Microsoft is hurrying to deal with a new vulnerability
detected in the Internet Explorer browser that could allow a hacker to take
control of a computer.
The vulnerability could allow an attacker to host a
maliciously crafted Web page and run arbitrary code if they could convince a
user to visit the Web page and then get them to press the F1 key in response to
a pop-up dialogue box. Microsoft says it is not aware of any attacks seeking to
exploit this issue at this time and believes that users running Windows 7,
Windows Server 2008 R2, Windows Server 2008, and Windows Vista are not affected.
“The issue in question involves the use of VBScript and
Windows Help files in Internet Explorer,” a Microsoft blog posting explained. “Windows
Help files are included in a long list of what we refer to as ‘unsafe file
types’. These are file types that are designed to invoke automatic actions
during normal use of the files. While they can be very valuable productivity
tools, they can also be used by attackers to try and compromise a system.”

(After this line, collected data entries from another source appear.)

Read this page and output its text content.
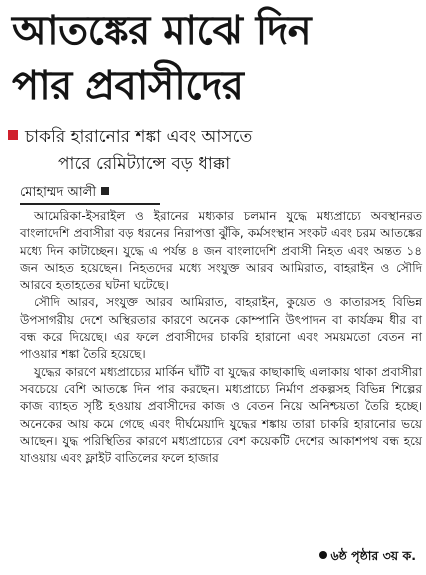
আতঙ্কের মাঝে দিন
পার প্রবাসীদের
চাকরি হারানোর শঙ্কা এবং আসতে
পারে রেমিট্যান্সে বড় ধাক্কা
মোহাম্মদ আলী

আমেরিকা-ইসরাইল ও ইরানের মধ্যকার চলমান যুদ্ধে মধ্যপ্রাচ্যে অবস্থানরত বাংলাদেশি প্রবাসীরা বড় ধরনের নিরাপত্তা ঝুঁকি, কর্মসংস্থান সংকট এবং চরম আতঙ্কের মধ্যে দিন কাটাচ্ছেন। যুদ্ধে এ পর্যন্ত ৪ জন বাংলাদেশি প্রবাসী নিহত এবং অন্তত ১৪ জন আহত হয়েছেন। নিহতদের মধ্যে সংযুক্ত আরব আমিরাত, বাহরাইন ও সৌদি আরবে হতাহতের ঘটনা ঘটেছে।

সৌদি আরব, সংযুক্ত আরব আমিরাত, বাহরাইন, কুয়েত ও কাতারসহ বিভিন্ন উপসাগরীয় দেশে অস্থিরতার কারণে অনেক কোম্পানি উৎপাদন বা কার্যক্রম ধীর বা বন্ধ করে দিয়েছে। এর ফলে প্রবাসীদের চাকরি হারানো এবং সময়মতো বেতন না পাওয়ার শঙ্কা তৈরি হয়েছে।

যুদ্ধের কারণে মধ্যপ্রাচ্যের মার্কিন ঘাঁটি বা যুদ্ধের কাছাকাছি এলাকায় থাকা প্রবাসীরা সবচেয়ে বেশি আতঙ্কে দিন পার করছেন। মধ্যপ্রাচ্যে নির্মাণ প্রকল্পসহ বিভিন্ন শিল্পের কাজ ব্যাহত সৃষ্টি হওয়ায় প্রবাসীদের কাজ ও বেতন নিয়ে অনিশ্চয়তা তৈরি হচ্ছে। অনেকের আয় কমে গেছে এবং দীর্ঘমেয়াদি যুদ্ধের শঙ্কায় তারা চাকরি হারানোর ভয়ে আছেন। যুদ্ধ পরিস্থিতির কারণে মধ্যপ্রাচ্যের বেশ কয়েকটি দেশের আকাশপথ বন্ধ হয়ে যাওয়ায় এবং ফ্লাইট বাতিলের ফলে হাজার

৬ষ্ঠ পৃষ্ঠার ৩য় ক.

Microsoft advised users to avoid pressing F1 on dialogue
boxes presented from Web pages or other Internet content.“If a dialogue box appears repeatedly in an attempt to
convince the user to press F1, users may log off the system or use Task Manager
to kill the Internet Explorer process,” said the company in a security
Users can also set Internet Explorer to show a prompt before
running any Active X controls or scripting, which Microsoft said will not
affect general browsing.
A fix for the problem will probably be issued at a later date.